One night after a particularly brutal day of picking, he lay motionless under the trees, trying to catch what there was of a breeze. The night was cave-black except for a quarter slice of moon, the stars strewn across the sky. Snores and whispers of the other workers thrummed around him, while only vague outlines of bodies were visible. He listened in on two men's conversation.
“Where
you
wanna go?”
“Philly.”
“Where's that?
“I don't know.”
“How you gone go someplace and you don't even know where it's at?”
“It's up north. All I gotta know.”
They talked Boston, Newark, Pittsburgh. Aside from being Up North, neither man knew the particulars of any of these utopias, with one exception.
“They say New York City ain't nothin' but pretty lights, pretty girls, and some pretty loose women!”
“Is it big?”
“Ten thousand of people live there.”
Ten thousand people
.
I could get lost among ten thousand, be anonymous, start over.

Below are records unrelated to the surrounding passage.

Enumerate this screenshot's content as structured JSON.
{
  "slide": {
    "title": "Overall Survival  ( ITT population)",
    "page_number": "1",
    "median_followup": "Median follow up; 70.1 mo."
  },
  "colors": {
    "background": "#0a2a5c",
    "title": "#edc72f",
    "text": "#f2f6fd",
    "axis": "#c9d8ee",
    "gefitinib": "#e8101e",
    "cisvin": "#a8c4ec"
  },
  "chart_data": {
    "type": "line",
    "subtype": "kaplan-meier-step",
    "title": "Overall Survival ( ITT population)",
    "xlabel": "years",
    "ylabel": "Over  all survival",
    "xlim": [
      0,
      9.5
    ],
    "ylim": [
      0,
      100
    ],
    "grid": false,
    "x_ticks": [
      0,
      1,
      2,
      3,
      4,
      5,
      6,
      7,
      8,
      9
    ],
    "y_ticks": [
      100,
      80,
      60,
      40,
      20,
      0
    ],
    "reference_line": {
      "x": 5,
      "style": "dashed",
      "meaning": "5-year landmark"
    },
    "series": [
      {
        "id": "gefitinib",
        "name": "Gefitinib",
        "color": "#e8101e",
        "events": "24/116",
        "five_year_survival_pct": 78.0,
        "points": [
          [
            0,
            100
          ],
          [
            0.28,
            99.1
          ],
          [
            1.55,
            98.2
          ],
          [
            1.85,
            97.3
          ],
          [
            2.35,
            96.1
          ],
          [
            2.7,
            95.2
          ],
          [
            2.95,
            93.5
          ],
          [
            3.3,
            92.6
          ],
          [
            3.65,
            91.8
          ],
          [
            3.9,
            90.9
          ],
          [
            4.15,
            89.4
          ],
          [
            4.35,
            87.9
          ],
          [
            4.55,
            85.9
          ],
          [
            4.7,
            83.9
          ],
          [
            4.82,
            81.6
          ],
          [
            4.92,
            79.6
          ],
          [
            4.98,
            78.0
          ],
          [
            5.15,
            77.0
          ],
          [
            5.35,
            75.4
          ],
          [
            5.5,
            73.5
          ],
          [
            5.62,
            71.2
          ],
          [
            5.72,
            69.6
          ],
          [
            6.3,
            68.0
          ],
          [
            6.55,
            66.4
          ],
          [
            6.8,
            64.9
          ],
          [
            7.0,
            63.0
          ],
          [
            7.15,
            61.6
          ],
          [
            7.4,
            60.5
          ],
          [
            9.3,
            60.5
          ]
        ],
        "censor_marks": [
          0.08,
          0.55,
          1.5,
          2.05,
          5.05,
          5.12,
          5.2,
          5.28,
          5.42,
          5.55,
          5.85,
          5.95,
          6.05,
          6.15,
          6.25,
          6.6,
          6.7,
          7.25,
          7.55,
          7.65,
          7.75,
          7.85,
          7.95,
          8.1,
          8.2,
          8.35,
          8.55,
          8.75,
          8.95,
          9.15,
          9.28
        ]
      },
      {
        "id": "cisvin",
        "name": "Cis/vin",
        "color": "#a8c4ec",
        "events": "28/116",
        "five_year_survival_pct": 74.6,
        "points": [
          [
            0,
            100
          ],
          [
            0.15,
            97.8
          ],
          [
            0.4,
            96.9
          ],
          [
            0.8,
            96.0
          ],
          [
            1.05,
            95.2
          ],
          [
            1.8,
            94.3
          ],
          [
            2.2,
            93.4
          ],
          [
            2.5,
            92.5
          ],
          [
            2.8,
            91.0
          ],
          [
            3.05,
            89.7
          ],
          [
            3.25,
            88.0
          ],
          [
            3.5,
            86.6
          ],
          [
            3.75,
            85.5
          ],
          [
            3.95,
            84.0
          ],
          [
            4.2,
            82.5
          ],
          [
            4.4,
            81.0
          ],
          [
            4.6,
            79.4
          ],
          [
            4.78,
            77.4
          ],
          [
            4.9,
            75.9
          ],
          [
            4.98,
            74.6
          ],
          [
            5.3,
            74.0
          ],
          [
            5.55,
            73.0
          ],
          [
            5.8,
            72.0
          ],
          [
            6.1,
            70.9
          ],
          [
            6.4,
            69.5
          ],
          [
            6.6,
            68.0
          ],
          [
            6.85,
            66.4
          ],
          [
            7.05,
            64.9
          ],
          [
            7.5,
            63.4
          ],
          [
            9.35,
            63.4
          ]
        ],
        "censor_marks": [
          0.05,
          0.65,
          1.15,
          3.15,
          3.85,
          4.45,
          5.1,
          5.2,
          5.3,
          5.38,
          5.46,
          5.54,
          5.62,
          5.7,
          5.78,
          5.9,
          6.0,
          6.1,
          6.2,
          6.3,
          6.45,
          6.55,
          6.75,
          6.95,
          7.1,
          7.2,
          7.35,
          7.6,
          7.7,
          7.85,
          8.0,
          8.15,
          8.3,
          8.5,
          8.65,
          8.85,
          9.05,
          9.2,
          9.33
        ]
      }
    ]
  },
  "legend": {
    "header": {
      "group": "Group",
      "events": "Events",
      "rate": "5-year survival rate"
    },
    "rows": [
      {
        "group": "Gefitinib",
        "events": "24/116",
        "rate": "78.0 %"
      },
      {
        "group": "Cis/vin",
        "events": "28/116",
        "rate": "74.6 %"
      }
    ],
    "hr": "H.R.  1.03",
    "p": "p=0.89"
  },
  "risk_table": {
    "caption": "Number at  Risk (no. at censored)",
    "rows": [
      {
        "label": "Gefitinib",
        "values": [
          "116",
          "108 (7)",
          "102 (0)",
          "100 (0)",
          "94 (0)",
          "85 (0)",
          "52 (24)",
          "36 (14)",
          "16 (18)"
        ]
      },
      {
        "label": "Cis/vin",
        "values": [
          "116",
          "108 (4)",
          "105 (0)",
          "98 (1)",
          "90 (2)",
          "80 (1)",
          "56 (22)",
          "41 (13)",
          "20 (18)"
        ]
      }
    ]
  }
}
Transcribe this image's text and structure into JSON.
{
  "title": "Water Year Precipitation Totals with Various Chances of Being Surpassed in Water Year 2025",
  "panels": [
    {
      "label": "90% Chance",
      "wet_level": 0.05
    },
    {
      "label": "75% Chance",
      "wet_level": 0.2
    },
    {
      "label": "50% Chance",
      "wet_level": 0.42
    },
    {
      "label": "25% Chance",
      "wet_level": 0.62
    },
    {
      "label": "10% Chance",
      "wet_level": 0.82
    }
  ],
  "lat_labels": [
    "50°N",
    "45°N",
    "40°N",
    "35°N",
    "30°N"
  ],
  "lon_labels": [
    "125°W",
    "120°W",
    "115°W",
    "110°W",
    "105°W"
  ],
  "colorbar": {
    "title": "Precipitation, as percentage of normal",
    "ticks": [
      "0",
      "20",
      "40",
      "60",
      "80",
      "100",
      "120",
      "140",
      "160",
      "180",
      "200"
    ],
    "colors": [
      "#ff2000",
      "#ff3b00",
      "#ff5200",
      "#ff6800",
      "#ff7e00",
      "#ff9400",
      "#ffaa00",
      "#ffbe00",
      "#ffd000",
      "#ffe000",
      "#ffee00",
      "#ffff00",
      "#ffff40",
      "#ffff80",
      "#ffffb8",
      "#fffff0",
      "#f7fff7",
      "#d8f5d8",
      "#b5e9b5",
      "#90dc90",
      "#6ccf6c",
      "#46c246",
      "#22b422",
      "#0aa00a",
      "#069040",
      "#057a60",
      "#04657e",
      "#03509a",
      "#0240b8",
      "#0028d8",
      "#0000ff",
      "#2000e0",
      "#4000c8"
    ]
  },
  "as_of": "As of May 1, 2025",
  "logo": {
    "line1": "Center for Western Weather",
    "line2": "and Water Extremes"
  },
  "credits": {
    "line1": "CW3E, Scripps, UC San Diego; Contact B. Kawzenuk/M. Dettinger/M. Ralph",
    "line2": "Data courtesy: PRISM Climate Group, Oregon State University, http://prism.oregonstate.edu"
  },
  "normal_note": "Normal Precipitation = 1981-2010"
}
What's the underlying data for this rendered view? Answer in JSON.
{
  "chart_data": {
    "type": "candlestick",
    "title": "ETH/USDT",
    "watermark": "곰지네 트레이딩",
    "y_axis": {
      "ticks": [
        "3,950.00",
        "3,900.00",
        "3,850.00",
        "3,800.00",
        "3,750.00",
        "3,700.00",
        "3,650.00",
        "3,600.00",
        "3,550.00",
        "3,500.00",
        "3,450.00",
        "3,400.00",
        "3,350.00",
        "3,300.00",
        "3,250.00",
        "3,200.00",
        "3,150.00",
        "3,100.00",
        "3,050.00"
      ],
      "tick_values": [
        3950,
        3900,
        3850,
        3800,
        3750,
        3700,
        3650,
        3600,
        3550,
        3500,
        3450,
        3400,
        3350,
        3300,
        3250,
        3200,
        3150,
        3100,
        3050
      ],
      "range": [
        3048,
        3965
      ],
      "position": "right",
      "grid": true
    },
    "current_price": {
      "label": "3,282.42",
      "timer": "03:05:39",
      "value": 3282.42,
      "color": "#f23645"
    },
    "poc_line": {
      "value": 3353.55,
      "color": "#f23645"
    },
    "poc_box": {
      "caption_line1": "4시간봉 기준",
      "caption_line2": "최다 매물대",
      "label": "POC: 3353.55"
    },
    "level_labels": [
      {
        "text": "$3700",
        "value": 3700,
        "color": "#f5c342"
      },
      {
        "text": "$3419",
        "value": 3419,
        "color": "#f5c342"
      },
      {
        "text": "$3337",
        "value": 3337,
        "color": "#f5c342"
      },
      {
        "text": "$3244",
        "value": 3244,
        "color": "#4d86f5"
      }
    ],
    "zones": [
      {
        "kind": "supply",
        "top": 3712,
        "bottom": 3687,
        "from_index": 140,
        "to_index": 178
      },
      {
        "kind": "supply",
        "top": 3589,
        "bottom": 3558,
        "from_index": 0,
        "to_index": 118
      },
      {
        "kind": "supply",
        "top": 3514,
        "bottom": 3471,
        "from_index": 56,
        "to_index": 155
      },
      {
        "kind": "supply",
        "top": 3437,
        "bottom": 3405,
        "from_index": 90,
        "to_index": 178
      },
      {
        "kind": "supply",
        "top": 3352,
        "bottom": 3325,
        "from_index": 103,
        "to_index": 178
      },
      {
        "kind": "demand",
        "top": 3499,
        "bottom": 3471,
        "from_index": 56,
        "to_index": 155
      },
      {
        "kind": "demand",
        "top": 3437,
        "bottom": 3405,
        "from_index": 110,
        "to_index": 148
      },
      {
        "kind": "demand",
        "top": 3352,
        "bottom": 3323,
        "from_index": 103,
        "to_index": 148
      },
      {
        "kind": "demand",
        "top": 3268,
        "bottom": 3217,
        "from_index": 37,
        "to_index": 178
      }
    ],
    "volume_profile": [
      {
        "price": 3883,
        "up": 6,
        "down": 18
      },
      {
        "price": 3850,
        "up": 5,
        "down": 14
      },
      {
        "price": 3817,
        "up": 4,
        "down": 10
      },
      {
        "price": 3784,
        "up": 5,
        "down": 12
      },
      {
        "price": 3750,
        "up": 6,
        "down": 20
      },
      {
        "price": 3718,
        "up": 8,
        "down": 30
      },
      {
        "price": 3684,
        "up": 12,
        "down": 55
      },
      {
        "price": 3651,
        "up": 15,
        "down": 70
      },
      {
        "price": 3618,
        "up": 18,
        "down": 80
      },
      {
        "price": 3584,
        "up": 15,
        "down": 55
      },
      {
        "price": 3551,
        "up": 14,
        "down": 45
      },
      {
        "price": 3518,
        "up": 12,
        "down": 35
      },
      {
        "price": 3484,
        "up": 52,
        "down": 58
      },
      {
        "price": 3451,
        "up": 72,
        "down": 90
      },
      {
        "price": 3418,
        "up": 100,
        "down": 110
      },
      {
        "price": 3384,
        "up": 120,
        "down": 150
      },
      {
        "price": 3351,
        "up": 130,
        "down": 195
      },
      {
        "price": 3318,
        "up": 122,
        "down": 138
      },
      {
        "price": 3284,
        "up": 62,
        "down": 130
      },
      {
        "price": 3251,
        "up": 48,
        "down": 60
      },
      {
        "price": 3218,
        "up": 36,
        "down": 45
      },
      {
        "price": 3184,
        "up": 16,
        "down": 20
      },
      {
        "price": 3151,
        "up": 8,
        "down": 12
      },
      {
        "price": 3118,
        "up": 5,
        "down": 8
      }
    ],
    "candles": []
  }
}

“And they got lots of jazz music.”
“What's jazz music?”
“What? Boy, you ain't never heard jazz?”
“Is it like church hymns?”
“No, it ain't like no church hymns!”
“What's it like?”
The man considered. “Fire. Magic. Dancin'. You ever read poetry?”
“You know I can't read.”
“Pretend you can. Then take fire, magic, dancing, and poetry, mix 'em all together, throw in ragtime and a banjo, and that's what jazz sounds like. And they got plenty of it in New York City.”
Ten thousand people and a music that sounded like poetry.
Cotton-picking season ended and the folks from Dogwood boarded the wagons to go home. Ben didn't join them. He made his way on foot to the nearest train station. He bought a ticket on a northbound train. He didn't send word to his ma and pa that he was never coming home.